Erik Carlson, CEO at US DTH operator Dish Network, says the company is hard at work on its wireless initiatives. “The wireless team continues to make progress on a standalone 5G networks and we continue to pursue closing the Boost assets with T-Mobile,” he commented
Carlson reported net income had fallen $73 million from a year ago although there was a heavy $356 million impairment charge because of the decision to close its activities in terms of IoT. Dish closed the quarter-year with 11.32 million subscribers (9.01 million on Dish, and 2.31 million on Sling).
Carlson told analysts that Dish continued to focus on winning and retaining longer-term profitable customers, commenting: “In the quarter, we saw Dish TV net subscriber loss of 132,000. Our pay-TV activation slowed, we did adapt our activity to match conditions. Given the massive impact Covid had on the travel and hospitality industry including airline and hotel chains.

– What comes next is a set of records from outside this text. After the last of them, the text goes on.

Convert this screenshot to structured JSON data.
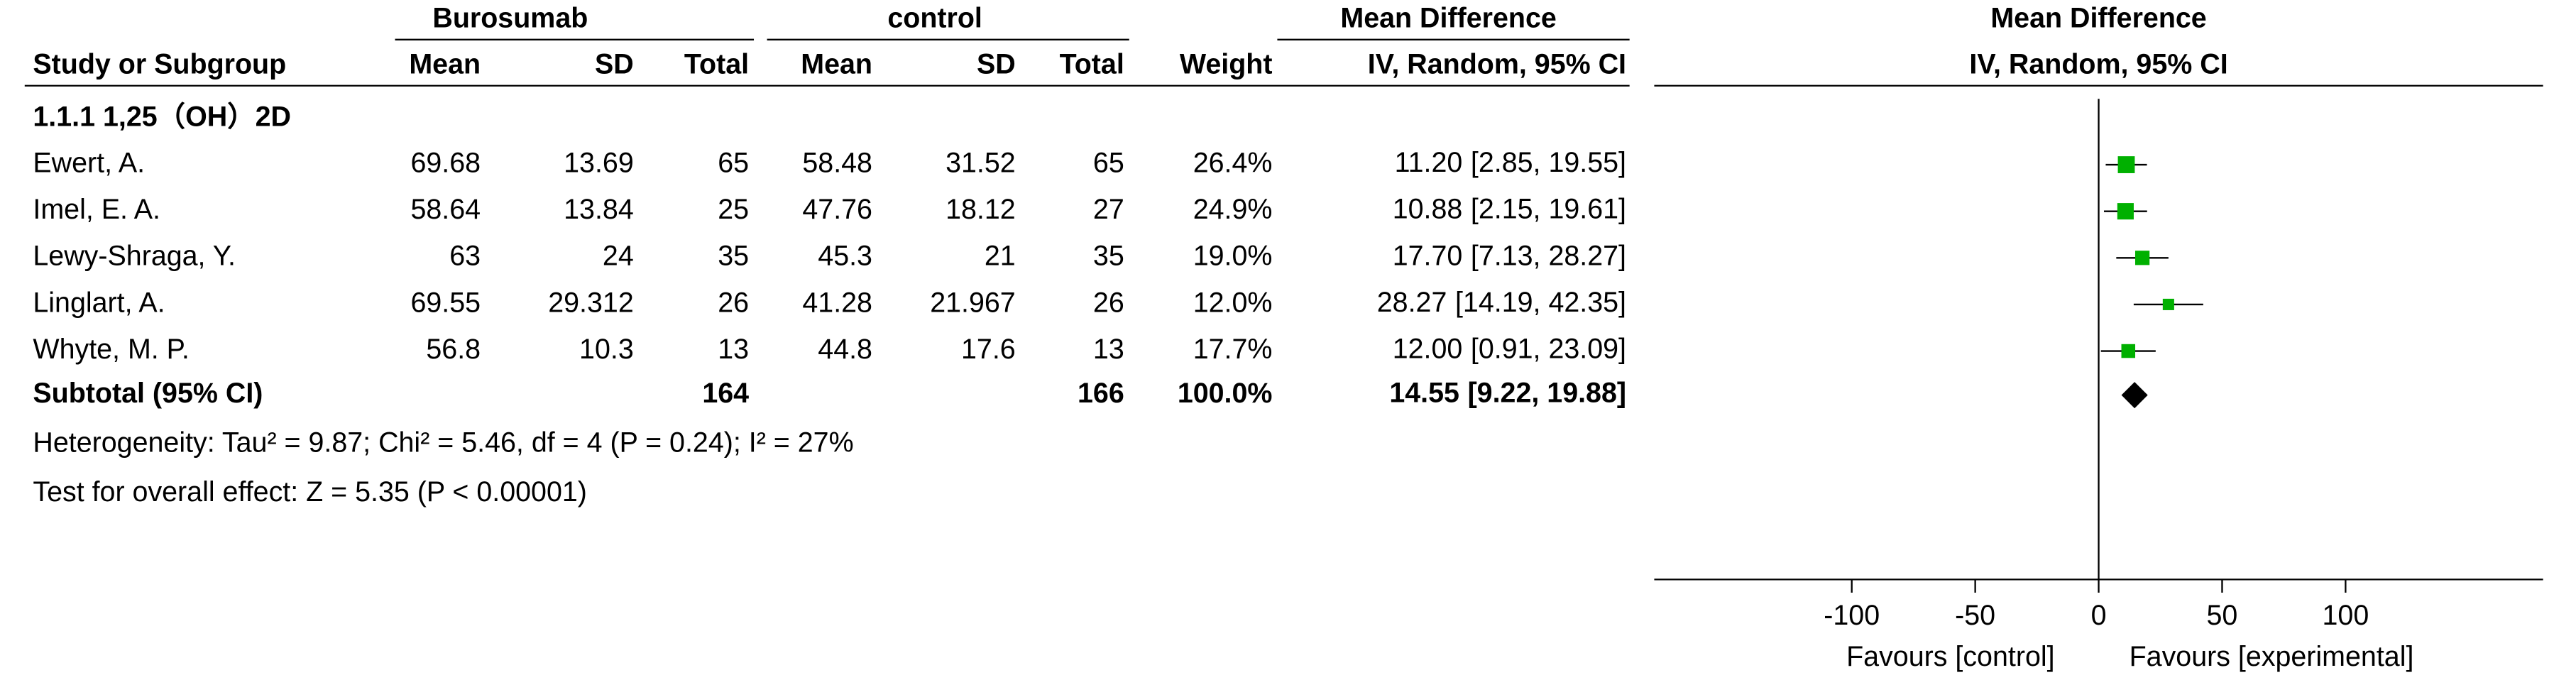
{
  "chart_data": {
    "type": "forest",
    "group_headers": {
      "experimental": "Burosumab",
      "control": "control",
      "effect": "Mean Difference",
      "plot": "Mean Difference"
    },
    "columns": {
      "study": "Study or Subgroup",
      "exp_mean": "Mean",
      "exp_sd": "SD",
      "exp_total": "Total",
      "ctl_mean": "Mean",
      "ctl_sd": "SD",
      "ctl_total": "Total",
      "weight": "Weight",
      "effect": "IV, Random, 95% CI",
      "plot": "IV, Random, 95% CI"
    },
    "subgroup": "1.1.1 1,25（OH）2D",
    "studies": [
      {
        "name": "Ewert, A.",
        "exp_mean": 69.68,
        "exp_sd": 13.69,
        "exp_total": 65,
        "ctl_mean": 58.48,
        "ctl_sd": 31.52,
        "ctl_total": 65,
        "weight": {
          "value": 26.4,
          "label": "26.4%"
        },
        "md": {
          "value": 11.2,
          "label": "11.20"
        },
        "ci_low": 2.85,
        "ci_high": 19.55,
        "ci_label": "[2.85, 19.55]"
      },
      {
        "name": "Imel, E. A.",
        "exp_mean": 58.64,
        "exp_sd": 13.84,
        "exp_total": 25,
        "ctl_mean": 47.76,
        "ctl_sd": 18.12,
        "ctl_total": 27,
        "weight": {
          "value": 24.9,
          "label": "24.9%"
        },
        "md": 10.88,
        "ci_low": 2.15,
        "ci_high": 19.61,
        "ci_label": "[2.15, 19.61]"
      },
      {
        "name": "Lewy-Shraga, Y.",
        "exp_mean": 63,
        "exp_sd": 24,
        "exp_total": 35,
        "ctl_mean": 45.3,
        "ctl_sd": 21,
        "ctl_total": 35,
        "weight": {
          "value": 19.0,
          "label": "19.0%"
        },
        "md": {
          "value": 17.7,
          "label": "17.70"
        },
        "ci_low": 7.13,
        "ci_high": 28.27,
        "ci_label": "[7.13, 28.27]"
      },
      {
        "name": "Linglart, A.",
        "exp_mean": 69.55,
        "exp_sd": 29.312,
        "exp_total": 26,
        "ctl_mean": 41.28,
        "ctl_sd": 21.967,
        "ctl_total": 26,
        "weight": {
          "value": 12.0,
          "label": "12.0%"
        },
        "md": 28.27,
        "ci_low": 14.19,
        "ci_high": 42.35,
        "ci_label": "[14.19, 42.35]"
      },
      {
        "name": "Whyte, M. P.",
        "exp_mean": 56.8,
        "exp_sd": 10.3,
        "exp_total": 13,
        "ctl_mean": 44.8,
        "ctl_sd": 17.6,
        "ctl_total": 13,
        "weight": {
          "value": 17.7,
          "label": "17.7%"
        },
        "md": {
          "value": 12,
          "label": "12.00"
        },
        "ci_low": 0.91,
        "ci_high": 23.09,
        "ci_label": "[0.91, 23.09]"
      }
    ],
    "subtotal": {
      "name": "Subtotal (95% CI)",
      "exp_total": 164,
      "ctl_total": 166,
      "weight": {
        "value": 100,
        "label": "100.0%"
      },
      "md": 14.55,
      "ci_low": 9.22,
      "ci_high": 19.88,
      "ci_label": "[9.22, 19.88]"
    },
    "heterogeneity": "Heterogeneity: Tau² = 9.87; Chi² = 5.46, df = 4 (P = 0.24); I² = 27%",
    "overall_effect": "Test for overall effect: Z = 5.35 (P < 0.00001)",
    "xlim": [
      -180,
      180
    ],
    "xticks": [
      -100,
      -50,
      0,
      50,
      100
    ],
    "favours_left": "Favours [control]",
    "favours_right": "Favours [experimental]",
    "color": "#00b000"
  }
}
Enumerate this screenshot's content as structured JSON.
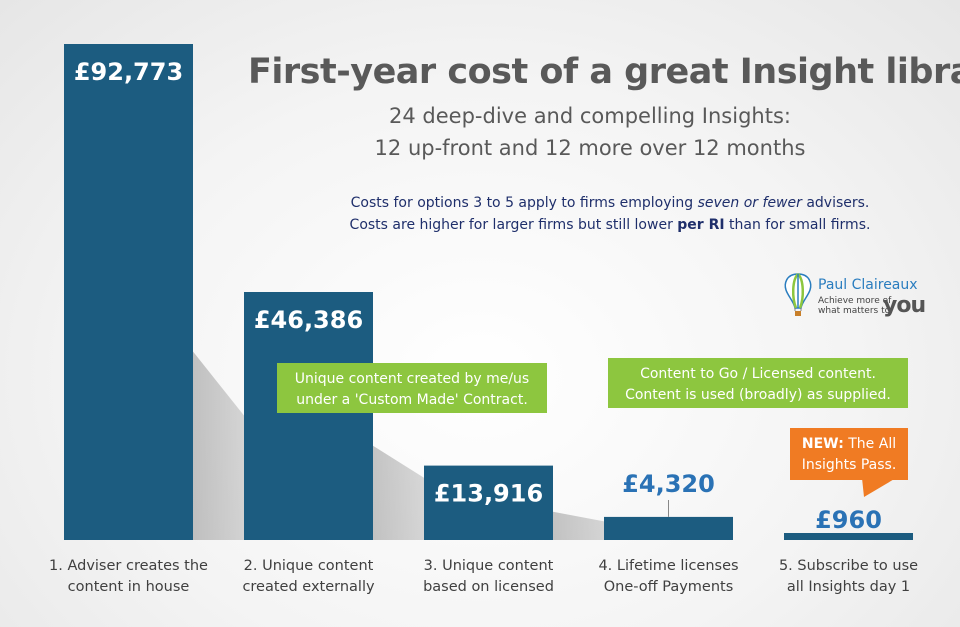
{
  "title": "First-year cost of a great Insight library",
  "subtitle": {
    "line1": "24 deep-dive and compelling Insights:",
    "line2": "12 up-front and 12 more over 12 months"
  },
  "note": {
    "line1_pre": "Costs for options 3 to 5 apply to firms employing ",
    "line1_em": "seven or fewer",
    "line1_post": " advisers.",
    "line2_pre": "Costs are higher for larger firms but still lower ",
    "line2_strong": "per RI",
    "line2_post": " than for small firms."
  },
  "logo": {
    "name": "Paul Claireaux",
    "tag1": "Achieve more of",
    "tag2": "what matters to",
    "you": "you"
  },
  "callouts": {
    "custom": [
      "Unique content created by me/us",
      "under a 'Custom Made' Contract."
    ],
    "licensed": [
      "Content to Go / Licensed content.",
      "Content is used (broadly) as supplied."
    ],
    "new_strong": "NEW:",
    "new_rest_1": " The All",
    "new_rest_2": "Insights Pass."
  },
  "colors": {
    "bar": "#1c5c80",
    "bar_top": "#1f6a92",
    "label_white": "#ffffff",
    "label_blue": "#2a72b5",
    "green": "#8dc63f",
    "orange": "#f07b23",
    "category_text": "#404040"
  },
  "chart_data": {
    "type": "bar",
    "categories": [
      [
        "1. Adviser creates the",
        "content in house"
      ],
      [
        "2. Unique content",
        "created externally"
      ],
      [
        "3. Unique content",
        "based on licensed"
      ],
      [
        "4. Lifetime licenses",
        "One-off Payments"
      ],
      [
        "5. Subscribe to use",
        "all Insights day 1"
      ]
    ],
    "values": [
      92773,
      46386,
      13916,
      4320,
      960
    ],
    "value_labels": [
      "£92,773",
      "£46,386",
      "£13,916",
      "£4,320",
      "£960"
    ],
    "label_inside": [
      true,
      true,
      true,
      false,
      false
    ],
    "ylim": [
      0,
      92773
    ],
    "grid": false,
    "legend": "none"
  }
}
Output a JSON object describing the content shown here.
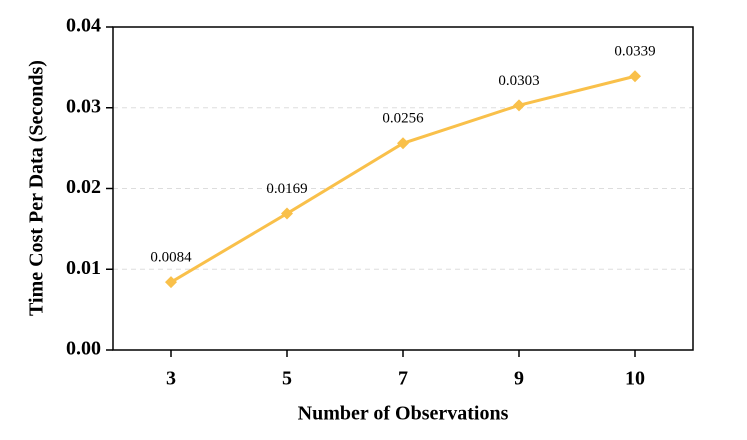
{
  "chart_data": {
    "type": "line",
    "x_label": "Number of Observations",
    "y_label": "Time Cost Per Data (Seconds)",
    "categories": [
      "3",
      "5",
      "7",
      "9",
      "10"
    ],
    "series": [
      {
        "color": "#f9c04a",
        "values": [
          0.0084,
          0.0169,
          0.0256,
          0.0303,
          0.0339
        ]
      }
    ],
    "ylim": [
      0,
      0.04
    ],
    "yticks": [
      {
        "value": 0,
        "label": "0.00"
      },
      0.01,
      0.02,
      0.03,
      0.04
    ],
    "grid": true
  }
}
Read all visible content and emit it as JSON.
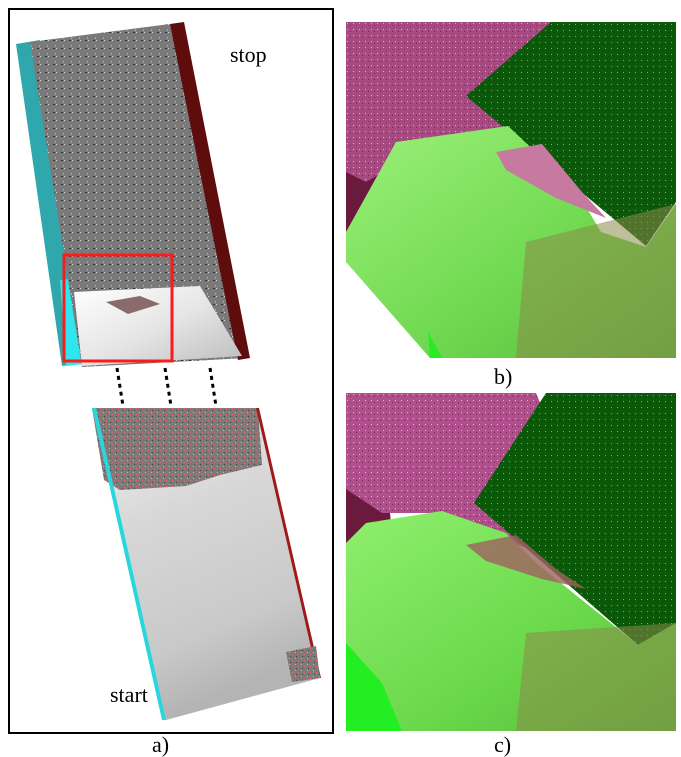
{
  "panel_a": {
    "label_stop": "stop",
    "label_start": "start",
    "caption": "a)"
  },
  "panel_b": {
    "caption": "b)"
  },
  "panel_c": {
    "caption": "c)"
  },
  "colors": {
    "frame": "#000000",
    "highlight_box": "#ff1a1a",
    "cyan_edge": "#32e0e6",
    "dark_red_edge": "#6b0b0b",
    "magenta_land": "#a8407e",
    "bright_green": "#55ff3a",
    "dark_green": "#0b5e0b"
  }
}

We took the step of removing approximately 250,000 subscribers representing Dish TV commercial accounts or ending pay-TV.”
Carlson added that the company expected the bulk of these disconnects to renew their subscriptions once the pandemic was over.
“Turning to Sling, in the quarter Sling lost 281,000 net subscribers compared to net adds of 7,000 during the period.” This was disappointing Carlson admitted.
CFO Paul Orban told analysts that the company, because of the Covid-19, had been forced to suspend many of their marketing activities.
“Now that the T-Mobile/Sprint merger has closed and there is more clarity surrounding our revised build-out requirements. We no longer intend to finish our narrowband IoT build. Accordingly, we recorded impairment in the quarter from the narrowband IoT assets and satellites that we currently do not plan to use in our 5G build,” Orban said.
Tom Cullen, EVP/Corporate Development explained the process for the company’s move into wireless, saying “Our deployment team is already doing RF planning and we’re far down the road with our tower company discussions. So the deployment planning has begun on our side.”
Company founder Charlie Ergen updated analysts on Dish’s current financials, saying: “What we have done over the last 13 months, we’ve paid down $2.5 billion of debt and we raised $1 billion of equity. With $900 million of cash in the balance sheet during the quarter, I think you can anticipate that we’re positive cash flow. We’re going to spend $1.4 billion to purchase Boost.”
Ergen said that Dish had terminated its IoT plans. But the company was now well-placed for wireless.
“We’re building a state-of-the-art network, we’re aligned with the FCC, we’re aligned with the executive branch, we aligned with both houses of Congress on where that needs to go. And we have a timeline that says that’s manageable to do that. We’ve also MVNO deals work for seven years where we can start generating revenue with and we are purchasing Boost, so we start generating revenue day one with purchase of booth. We also can generate very profitable revenue as we build city-by-city,” added Ergen.
The results and analyst discussions impressed Guggenheim Securities which in a report to clients repeated its ‘BUY’ rating on Dish Network and issued a target price for Dish shares of $53 which suggested a 106 per cent upside. May 8th saw an instant 10 per cent rise in Dish shares (to $25.73).